Deconstructing Human Experiences

In our previous posts, we’ve examined the disparity between scientific understanding and phenomenological experience. We’ve seen how scientific perspectives often categorize core human experiences — such as free will, morality, and meaning — as illusions. This post will delve deeper into this conflict, highlighting the pervasive contradictions between human experience and scientific rationality.

Science often relegates human experiences to the realm of illusions. Concepts like God, objective morality, and free will are viewed as mere constructs rather than realities. The idea that life has inherent meaning is considered absurd. Our conscience, which we trust to guide our moral decisions, is seen as deceptive and unreliable. Human intelligence is perceived as fundamentally flawed and limited, while human dignity is often dismissed as speciesism or a baseless sense of superiority.

The process of deconstruction reveals that many deeply held human experiences are scientifically invalidated, portraying them as convincing but ultimately misleading constructs of human nature. If one intelligent being were to deceive another in this way, we would call it deception or brainwashing. However, within the naturalistic worldview, these are reduced to mere illusions or delusions, a comprehensive and all-encompassing critique of human existence. Evolution, which has created these constructs, can be seen as the ultimate defendant in this scenario.

Absurdity beyond just the meaning of life

Albert Camus highlighted the absurdity of humans desperately seeking meaning in a universe devoid of it. This existential dilemma traps humans in an absurd and unsolvable situation not of their own making. However, this absurdity extends beyond the quest for life’s meaning. It permeates all human experiences and perceptions of reality, such as conscience, free will, human dignity, and values. Despite knowing these constructs might not be true, we cannot escape them.

The growing divide

There is an unresolvable contradiction unfolding between human experience and scientific understanding. Both are compelling truths: one rooted in subjective experience and the other in intellectual and rational reasoning. This duality creates cognitive dissonance, pressuring individuals to reconcile these conflicting realities.

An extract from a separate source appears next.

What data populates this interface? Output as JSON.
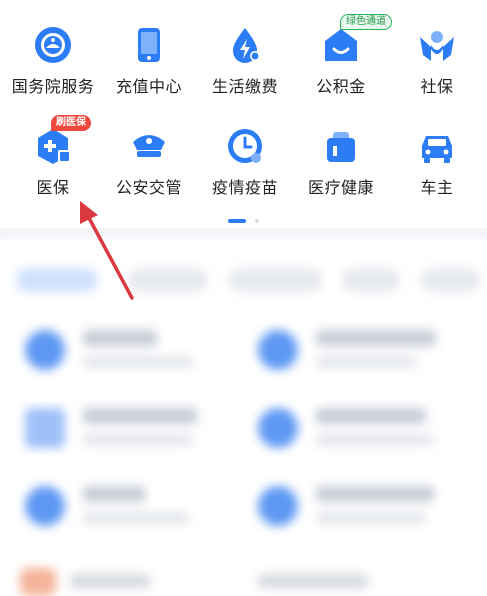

However without having a solution to this problem we are forced to temporarily navigate between these parallel interpretations, living our daily lives guided by our internal experiences while intellectually acknowledging the opposing rational arguments.

The gap between everyday human experience and scientific interpretation is becoming increasingly apparent. This growing divide raises critical questions: Why does this discrepancy exist? How did we get here? Where is this leading us? Is our perception of reality a complete self-deception, or does the limitation lie within the scope of scientific reasoning, which fails to explain realities those human experience is able to perceive?